Aux termes de l'art. 80e ch. 1 let. b EIMP, peuvent faire l'objet d'un
recours de droit administratif les décisions incidentes antérieures à la
décision de clôture, en cas de préjudice immédiat et irréparable découlant de
la saisie d'objets ou de valeurs. Il incombe au recourant d'indiquer, dans
l'acte de recours, en quoi consiste le dommage et de démontrer que celui-ci
ne serait pas réparé par un prononcé annulant, le cas échéant, la décision de
clôture à rendre ultérieurement. Quant au préjudice à prendre en
considération, il peut s'agir de l'impossibilité de satisfaire à des
obligations contractuelles échues (paiement de salaires, intérêts, impôts,
prétentions exigibles, etc.), du fait d'être exposé à des actes de poursuite
ou de faillite, ou la révocation d'une autorisation administrative, ou de
l'impossibilité de conclure des affaires sur le point d'aboutir.
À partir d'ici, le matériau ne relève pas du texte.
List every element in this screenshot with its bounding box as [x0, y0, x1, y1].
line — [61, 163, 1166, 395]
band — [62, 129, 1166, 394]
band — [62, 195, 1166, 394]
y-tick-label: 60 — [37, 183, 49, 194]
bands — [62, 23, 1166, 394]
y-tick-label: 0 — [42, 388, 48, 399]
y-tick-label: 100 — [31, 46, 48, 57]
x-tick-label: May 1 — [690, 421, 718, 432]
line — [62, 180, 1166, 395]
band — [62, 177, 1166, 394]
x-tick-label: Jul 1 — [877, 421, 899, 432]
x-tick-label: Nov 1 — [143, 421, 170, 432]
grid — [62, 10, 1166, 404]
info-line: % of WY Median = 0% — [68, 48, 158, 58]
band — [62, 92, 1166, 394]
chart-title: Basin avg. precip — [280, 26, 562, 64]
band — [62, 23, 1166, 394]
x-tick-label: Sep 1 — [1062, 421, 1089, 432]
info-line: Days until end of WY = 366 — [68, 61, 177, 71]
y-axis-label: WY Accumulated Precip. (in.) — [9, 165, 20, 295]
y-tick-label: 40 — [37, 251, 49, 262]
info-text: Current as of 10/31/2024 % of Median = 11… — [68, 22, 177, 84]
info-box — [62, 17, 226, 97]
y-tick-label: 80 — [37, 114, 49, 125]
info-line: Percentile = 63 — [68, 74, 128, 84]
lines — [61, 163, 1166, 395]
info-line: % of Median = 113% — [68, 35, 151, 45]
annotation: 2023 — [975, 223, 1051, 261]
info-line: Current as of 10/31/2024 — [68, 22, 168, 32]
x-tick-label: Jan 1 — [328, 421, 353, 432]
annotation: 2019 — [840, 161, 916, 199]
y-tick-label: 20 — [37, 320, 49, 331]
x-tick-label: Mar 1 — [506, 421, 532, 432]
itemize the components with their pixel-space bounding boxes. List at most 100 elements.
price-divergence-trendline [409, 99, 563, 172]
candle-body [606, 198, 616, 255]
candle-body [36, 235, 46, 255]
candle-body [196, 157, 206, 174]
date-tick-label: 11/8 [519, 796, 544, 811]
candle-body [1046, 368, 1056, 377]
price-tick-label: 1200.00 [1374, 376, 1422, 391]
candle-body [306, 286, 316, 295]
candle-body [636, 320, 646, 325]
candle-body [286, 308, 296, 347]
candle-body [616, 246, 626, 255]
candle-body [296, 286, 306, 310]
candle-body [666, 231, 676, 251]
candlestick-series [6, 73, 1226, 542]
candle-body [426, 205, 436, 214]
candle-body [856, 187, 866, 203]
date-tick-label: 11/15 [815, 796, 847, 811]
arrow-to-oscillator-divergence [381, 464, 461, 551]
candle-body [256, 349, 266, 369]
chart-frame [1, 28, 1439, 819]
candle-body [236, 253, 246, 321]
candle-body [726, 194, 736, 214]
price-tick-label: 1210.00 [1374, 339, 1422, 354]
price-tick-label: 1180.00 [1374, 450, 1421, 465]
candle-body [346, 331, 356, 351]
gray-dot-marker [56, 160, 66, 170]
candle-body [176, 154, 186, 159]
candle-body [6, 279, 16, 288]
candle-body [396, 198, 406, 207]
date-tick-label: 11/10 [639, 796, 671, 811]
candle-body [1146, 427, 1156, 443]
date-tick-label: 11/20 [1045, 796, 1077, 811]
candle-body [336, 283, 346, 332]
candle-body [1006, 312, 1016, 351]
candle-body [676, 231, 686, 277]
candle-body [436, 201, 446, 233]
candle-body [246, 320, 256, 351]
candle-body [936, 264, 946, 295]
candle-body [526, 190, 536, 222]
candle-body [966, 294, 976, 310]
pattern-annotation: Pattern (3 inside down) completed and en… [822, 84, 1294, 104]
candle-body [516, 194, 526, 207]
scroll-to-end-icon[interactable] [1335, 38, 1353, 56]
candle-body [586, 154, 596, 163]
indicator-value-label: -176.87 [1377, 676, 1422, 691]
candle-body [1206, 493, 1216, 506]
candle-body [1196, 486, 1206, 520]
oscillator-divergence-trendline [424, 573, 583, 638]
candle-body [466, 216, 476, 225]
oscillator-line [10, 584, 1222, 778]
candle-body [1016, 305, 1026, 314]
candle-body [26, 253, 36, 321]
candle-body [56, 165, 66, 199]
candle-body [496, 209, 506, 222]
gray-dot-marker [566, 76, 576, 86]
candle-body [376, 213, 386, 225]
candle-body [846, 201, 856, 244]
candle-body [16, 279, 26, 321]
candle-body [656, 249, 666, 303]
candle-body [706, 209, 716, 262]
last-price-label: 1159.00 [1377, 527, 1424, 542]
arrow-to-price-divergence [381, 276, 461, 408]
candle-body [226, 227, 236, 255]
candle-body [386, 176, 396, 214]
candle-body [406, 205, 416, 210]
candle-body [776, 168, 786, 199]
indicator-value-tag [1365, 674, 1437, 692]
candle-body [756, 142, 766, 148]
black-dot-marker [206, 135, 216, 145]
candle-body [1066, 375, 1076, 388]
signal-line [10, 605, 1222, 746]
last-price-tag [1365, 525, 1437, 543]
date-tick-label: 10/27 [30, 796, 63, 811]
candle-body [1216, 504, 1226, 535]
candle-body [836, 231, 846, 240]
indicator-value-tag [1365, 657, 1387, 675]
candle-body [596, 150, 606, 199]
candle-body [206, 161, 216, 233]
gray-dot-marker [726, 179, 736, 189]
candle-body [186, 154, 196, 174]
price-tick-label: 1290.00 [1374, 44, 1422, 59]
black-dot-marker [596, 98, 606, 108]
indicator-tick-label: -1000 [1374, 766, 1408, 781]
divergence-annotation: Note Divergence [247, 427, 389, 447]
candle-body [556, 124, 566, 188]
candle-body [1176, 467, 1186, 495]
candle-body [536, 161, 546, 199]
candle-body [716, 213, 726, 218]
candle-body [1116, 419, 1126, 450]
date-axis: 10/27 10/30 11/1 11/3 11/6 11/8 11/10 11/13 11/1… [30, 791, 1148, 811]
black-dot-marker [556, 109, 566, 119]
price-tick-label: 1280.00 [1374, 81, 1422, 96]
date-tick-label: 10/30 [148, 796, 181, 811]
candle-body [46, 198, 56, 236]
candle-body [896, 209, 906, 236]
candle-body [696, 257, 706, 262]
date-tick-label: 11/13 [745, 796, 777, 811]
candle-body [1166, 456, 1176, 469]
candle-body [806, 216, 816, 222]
La seule
nécessité de faire face à des dépenses courantes ne suffit pas, en règle
générale, à rendre vraisemblable un préjudice immédiat et irréparable au sens
de l'art. 80e let. b ch. 1 EIMP (ATF 128 II 353 consid. 3 p. 354).
La recourante est une société de droit suisse. Fondée le 24 janvier 1992,
elle a pour but social l'achat, la vente, le commerce, l'entreposage et le
commerce de matériaux de toutes sortes. Le capital-actions de 100'000 fr. est
détenu par F.________. Celle-ci est contrôlée par le groupe Menatep, pour une
moitié, et par le ressortissant russe V.________, pour l'autre moitié. La
recourante écoule de l'apatite sur le marché, pour le compte de diverses
sociétés productrices russes. Elle l'a fait pour le compte de A.________,
jusqu'en 2000. Le chiffre d'affaires annuel est de l'ordre de 335'000'000
USD. Un dividende de 16'500'000 USD a été distribué en 2002.
Au titre du dommage irréparable, la recourante fait valoir que la saisie de
son compte l'empêche d'honorer des factures échues, pour un montant total de
12'964'340,97 USD, 78'937,77 euros, 7500 GBP et 117'237,70 CHF, de payer le
fret des marchandises qui lui sont livrées, de faire face à ses dépenses de
fonctionnement (salaires et loyers) et d'exercer son activité économique.
Dans sa réplique du 12 mai 2004, la recourante indique disposer d'un montant
de 1'108'178 USD sur un compte ouvert auprès de la banque C.________. Elle
estime toutefois que ce montant ne lui permettrait pas de faire face à ses
engagements. Elle se réfère à ce propos aux montants visés dans sa demande de
mesures provisionnelles, augmentés, au 27 avril 2004, d'un montant de
2'960'538,90 USD, 12'590 euros, 7500 GBP et 31'439 CHF, soit, au total,
20'892'654,47 (recte: 22'000'832,47) USD, 126'560,92 (recte: 126'560,88)
euros, 7500 GBP et 146'817,86 CHF. Pour le surplus, la recourante a indiqué,
par la même occasion, qu'elle ne disposait pas "d'éventuels produits". Cette
affirmation est cependant contredite par la recourante elle-même qui a, le 16
avril 2004, indiqué au Ministère public devoir encaisser un montant de
40'171'303,95 USD, dont une part de 16'300'000 USD environ correspondrait à
des factures non échues. Dans sa réplique du 12 mai 2004, la recourante
n'évoque aucun élément propre à corriger ces éléments qu'elle a elle-même
fournis. Elle prétend en outre que la saisie du compte n°aaa l'empêcherait
d'encaisser ces produits et de poursuivre son activité. Cette affirmation
n'est pas étayée et on ne discerne pas les motifs qui s'opposeraient à ce que
les montants en question soient mis, d'une manière ou d'une autre, à la
disposition de la recourante.
Il faut en conclure que celle-ci dispose de créances exigibles qui compensent
largement le préjudice résultant du séquestre litigieux.

2.
Faute de dommage irréparable au sens de la jurisprudence qui vient d'être
rappelée, le recours est irrecevable au regard de l'art. 80e ch. 1 let. b
EIMP. Les frais en sont mis à la charge de la recourante (art. 156 OJ).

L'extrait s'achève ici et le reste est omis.